Crates.io | parse_wiktionary_cs |
lib.rs | parse_wiktionary_cs |
version | 0.1.0 |
source | src |
created_at | 2018-11-02 13:42:14.989333 |
updated_at | 2018-11-02 13:42:14.989333 |
description | Parse dictionary pages from the Czech language edition of Wiktionary into structured data |
homepage | |
repository | https://github.com/portstrom/parse_wiktionary_de |
max_upload_size | |
id | 94312 |
size | 159,010 |
Parse dictionary pages from the Czech language edition of Wiktionary into structured data.
This following information applies to all language editions of Parse Wiktionary. For information specific to each language edition, see its documentation.
Wiktionary is a dictionary with millions of entries containing a wide variety of data about words and phrases in many languages. The dictionary data is distributed under a free license, allowing it to be reused in other applications. Unfortunately it's written in a format that prevents using it in other applications. The format is designed only to be transformed into the exact HTML format displayed in Wiktionary itself, not to be parsed into semantically meaningful data that can be used for other purposes or displayed in other formats.

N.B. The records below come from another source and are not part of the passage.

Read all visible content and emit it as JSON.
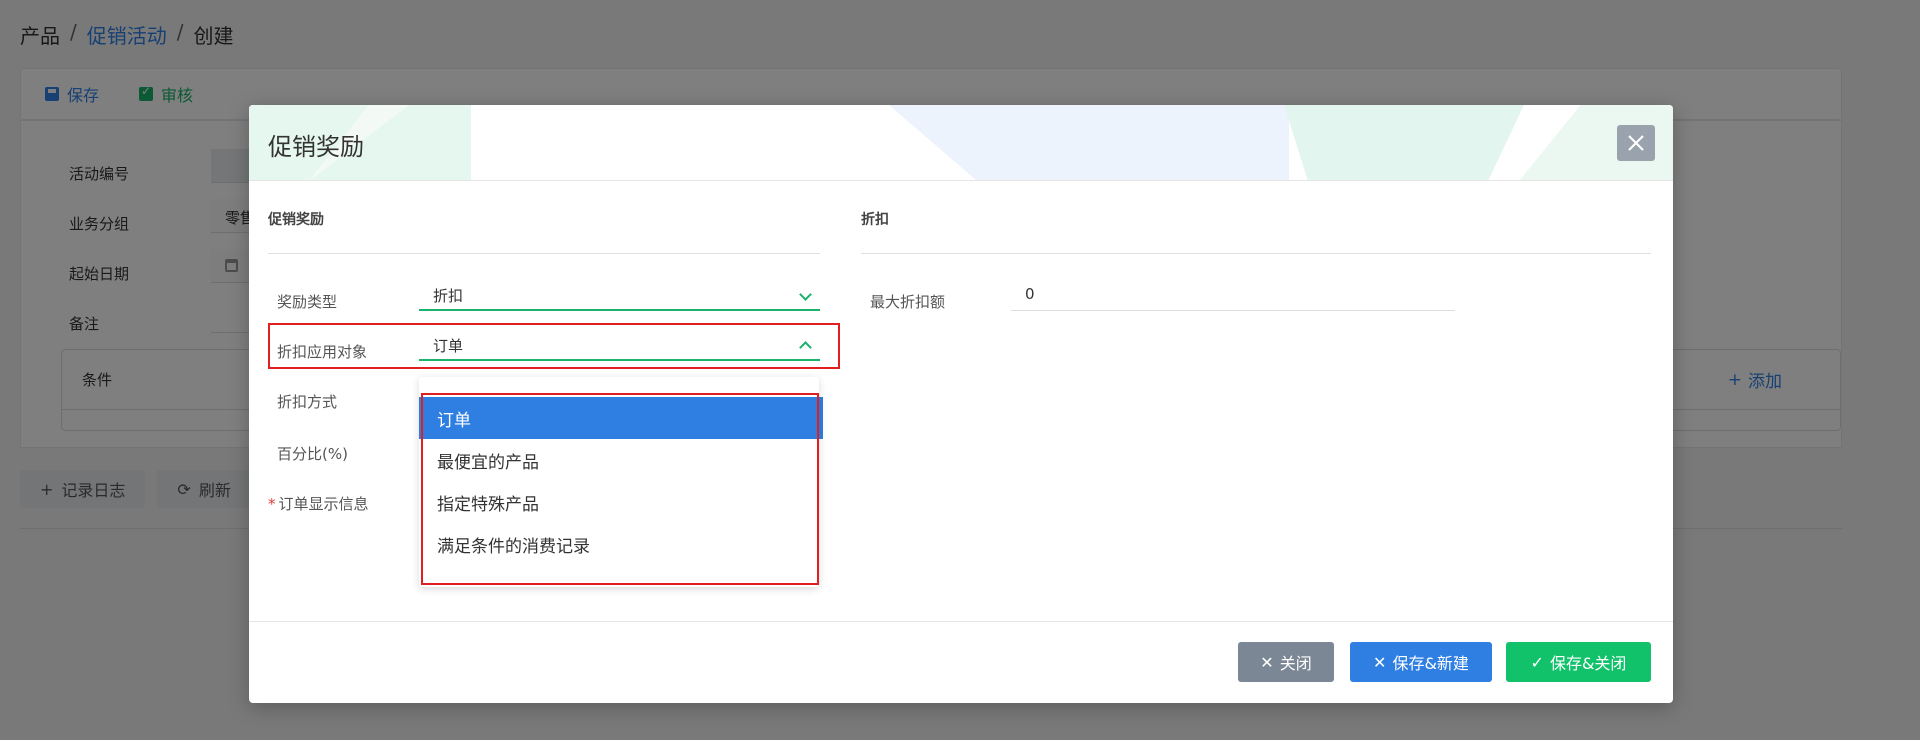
{
  "breadcrumb": {
    "root": "产品",
    "parent": "促销活动",
    "current": "创建"
  },
  "toolbar": {
    "save_label": "保存",
    "audit_label": "审核"
  },
  "background_form": {
    "activity_no_label": "活动编号",
    "group_label": "业务分组",
    "group_value": "零售",
    "start_date_label": "起始日期",
    "remark_label": "备注",
    "conditions_title": "条件",
    "add_label": "添加"
  },
  "bottom_bar": {
    "log_label": "记录日志",
    "refresh_label": "刷新"
  },
  "modal": {
    "title": "促销奖励",
    "left_section_title": "促销奖励",
    "right_section_title": "折扣",
    "fields": {
      "reward_type_label": "奖励类型",
      "reward_type_value": "折扣",
      "apply_target_label": "折扣应用对象",
      "apply_target_value": "订单",
      "discount_method_label": "折扣方式",
      "percent_label": "百分比(%)",
      "order_display_label": "订单显示信息",
      "max_discount_label": "最大折扣额",
      "max_discount_value": "0"
    },
    "dropdown_options": [
      "订单",
      "最便宜的产品",
      "指定特殊产品",
      "满足条件的消费记录"
    ],
    "dropdown_selected_index": 0,
    "footer": {
      "close_label": "关闭",
      "save_new_label": "保存&新建",
      "save_close_label": "保存&关闭"
    }
  },
  "colors": {
    "primary": "#2f7fe3",
    "success": "#12c26b",
    "highlight": "#e02020",
    "gray_btn": "#7b8794"
  }
}
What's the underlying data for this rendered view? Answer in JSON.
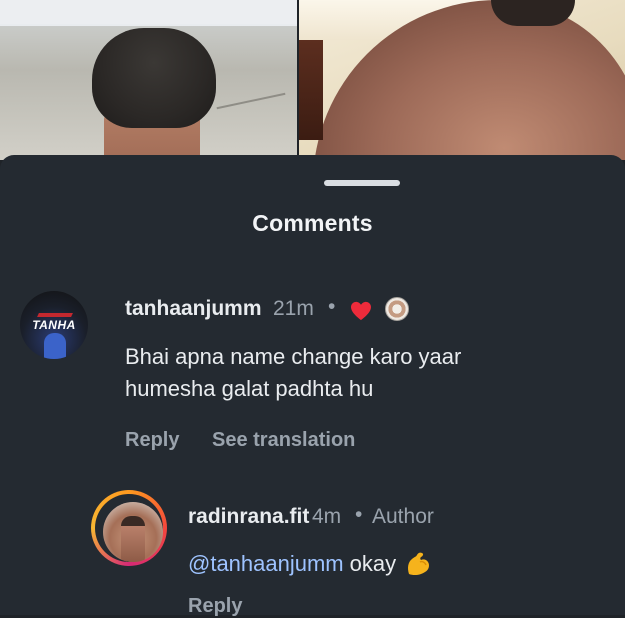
{
  "sheet": {
    "title": "Comments"
  },
  "comments": [
    {
      "username": "tanhaanjumm",
      "time": "21m",
      "separator": "•",
      "avatar_logo_text": "TANHA",
      "text": "Bhai apna name change karo yaar humesha galat padhta hu",
      "reply_label": "Reply",
      "translate_label": "See translation",
      "liked_by_author": true,
      "heart_color": "#ed2b3b"
    },
    {
      "username": "radinrana.fit",
      "time": "4m",
      "separator": "•",
      "badge": "Author",
      "mention": "@tanhaanjumm",
      "text": "okay",
      "emoji": "flexed-biceps-icon",
      "reply_label": "Reply"
    }
  ],
  "colors": {
    "sheet_bg": "#242a31",
    "mention": "#9ec3ff",
    "muted": "#9aa3ad",
    "text": "#e9ecef"
  }
}
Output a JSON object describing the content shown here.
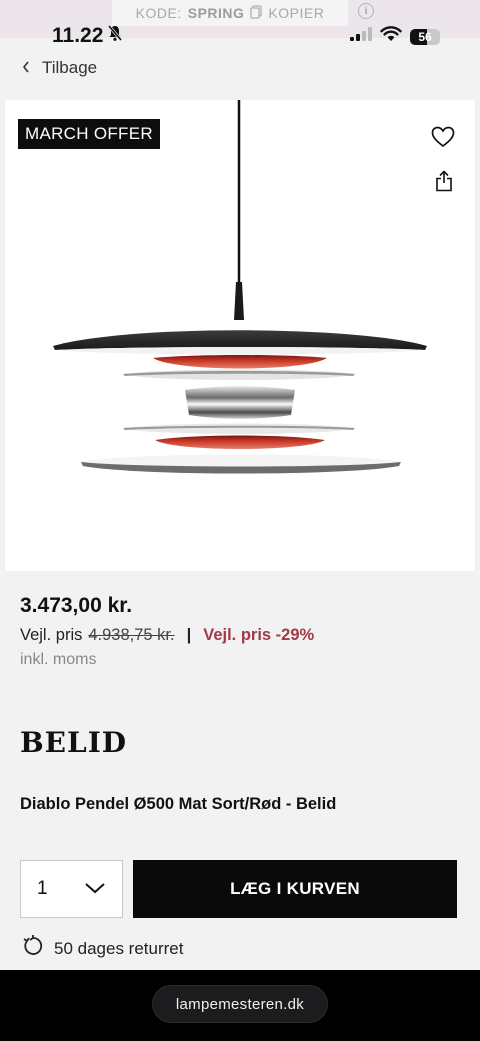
{
  "promo": {
    "code_label": "KODE:",
    "code_value": "SPRING",
    "copy_label": "KOPIER",
    "info_glyph": "i"
  },
  "status_bar": {
    "time": "11.22",
    "battery": "56",
    "battery_level": 0.56
  },
  "nav": {
    "back_label": "Tilbage"
  },
  "product": {
    "badge": "MARCH OFFER",
    "price": "3.473,00 kr.",
    "rrp_label": "Vejl. pris",
    "rrp_value": "4.938,75 kr.",
    "separator": "|",
    "discount": "Vejl. pris -29%",
    "vat_note": "inkl. moms",
    "brand": "BELID",
    "title": "Diablo Pendel Ø500 Mat Sort/Rød - Belid"
  },
  "purchase": {
    "quantity": "1",
    "add_to_cart": "LÆG I KURVEN",
    "returns": "50 dages returret"
  },
  "browser": {
    "url": "lampemesteren.dk"
  },
  "colors": {
    "accent_discount": "#a33a48",
    "button_bg": "#0a0a0a",
    "promo_bg": "#ece6ec"
  },
  "icons": [
    "copy-icon",
    "info-icon",
    "mute-bell-icon",
    "signal-icon",
    "wifi-icon",
    "battery-icon",
    "chevron-left-icon",
    "heart-icon",
    "share-icon",
    "chevron-down-icon",
    "return-arrow-icon"
  ]
}
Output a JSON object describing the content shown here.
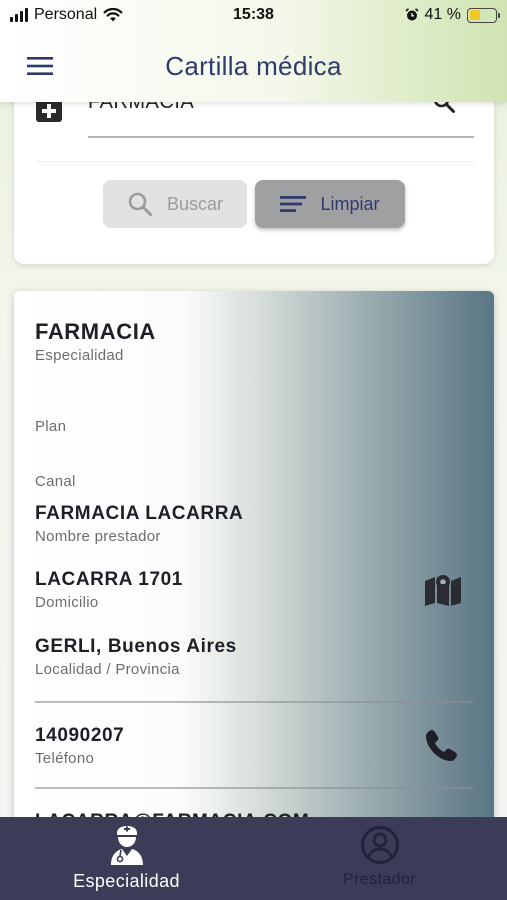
{
  "status_bar": {
    "carrier": "Personal",
    "time": "15:38",
    "battery": "41 %",
    "battery_level": 0.41
  },
  "header": {
    "title": "Cartilla médica",
    "menu_icon": "hamburger-menu-icon"
  },
  "search": {
    "category_icon": "medical-cross-icon",
    "query": "FARMACIA",
    "search_icon": "magnifier-icon",
    "buttons": {
      "search_label": "Buscar",
      "clear_label": "Limpiar"
    }
  },
  "result": {
    "specialty_value": "FARMACIA",
    "specialty_label": "Especialidad",
    "plan_label": "Plan",
    "channel_label": "Canal",
    "provider_value": "FARMACIA LACARRA",
    "provider_label": "Nombre prestador",
    "address_value": "LACARRA 1701",
    "address_label": "Domicilio",
    "location_value": "GERLI, Buenos Aires",
    "location_label": "Localidad / Provincia",
    "phone_value": "14090207",
    "phone_label": "Teléfono",
    "email_value": "LACARRA@FARMACIA.COM",
    "map_icon": "map-icon",
    "phone_icon": "phone-icon"
  },
  "bottom_nav": {
    "items": [
      {
        "label": "Especialidad",
        "icon": "doctor-icon",
        "active": true
      },
      {
        "label": "Prestador",
        "icon": "user-circle-icon",
        "active": false
      }
    ]
  },
  "colors": {
    "primary": "#2f3a6c",
    "nav_background": "#3c3b58",
    "battery": "#f2c824"
  }
}
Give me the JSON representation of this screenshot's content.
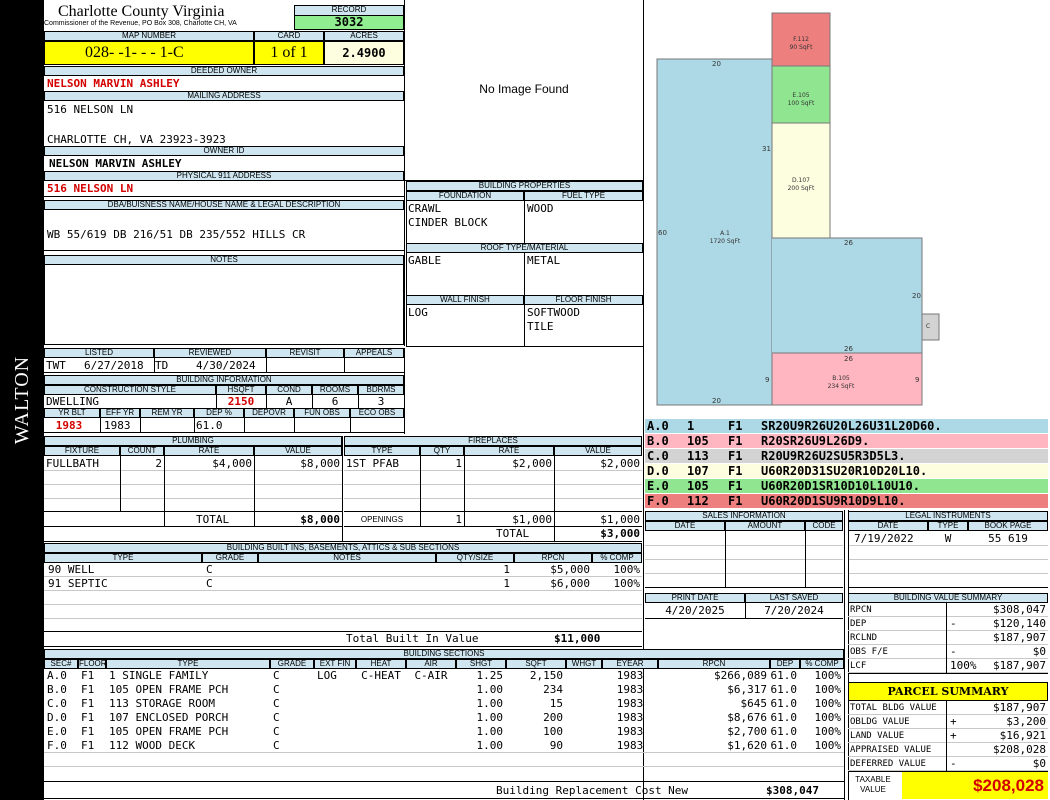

The format does however contain enough structurally meaningful data to allow most of it with great difficulty to be parsed into structured data. Parse Wiktionary does the challenging task of parsing entries from Wiktionary into a structured format that can easily be used to query details about entries and use them for different purposes and present them in different formats. Because each language edition of Wiktionary unfortunately has a completely different format, there is a different edition of Parse Wiktionary for each edition of Wiktionary and they all have a different output format. Currently Parse Wiktionary exists for the English (en.wiktionary.org), German (de.wiktionary.org) and Czech (cs.wiktionary.org) editions of Wiktionary.
Different parts of the information in Wiktionary are written in different formats that vary in regularity and complexity.
In all editions of Wiktionary, the headings follow a regular format. Headings are therefore parsed semantically. The content of sections however may or may not be in a regular format depending on the section. Many sections are therefore parsed as a free form document. That free form document is however stored in a field with a semantic meaning. This means that even though the content of the documents is not semantic, they are organized in a semantic way allowing applications to choose what sections to take and what to do with each section.
The long term goal is to eliminate all these limitations and parse all information in Wiktionary as structured semantic data. This will however require cooperation from Wiktionary editors. A standard format could be created for each section, and authors encouraged to follow the standard format. Parse Wiktionary could be integrated in Wiktionary and validate entries as they are being edited, showing warnings about anything that doesn't conform to the standard format. More data can also be transferred to Wikidata which is already designed from the beginning to store semantic data.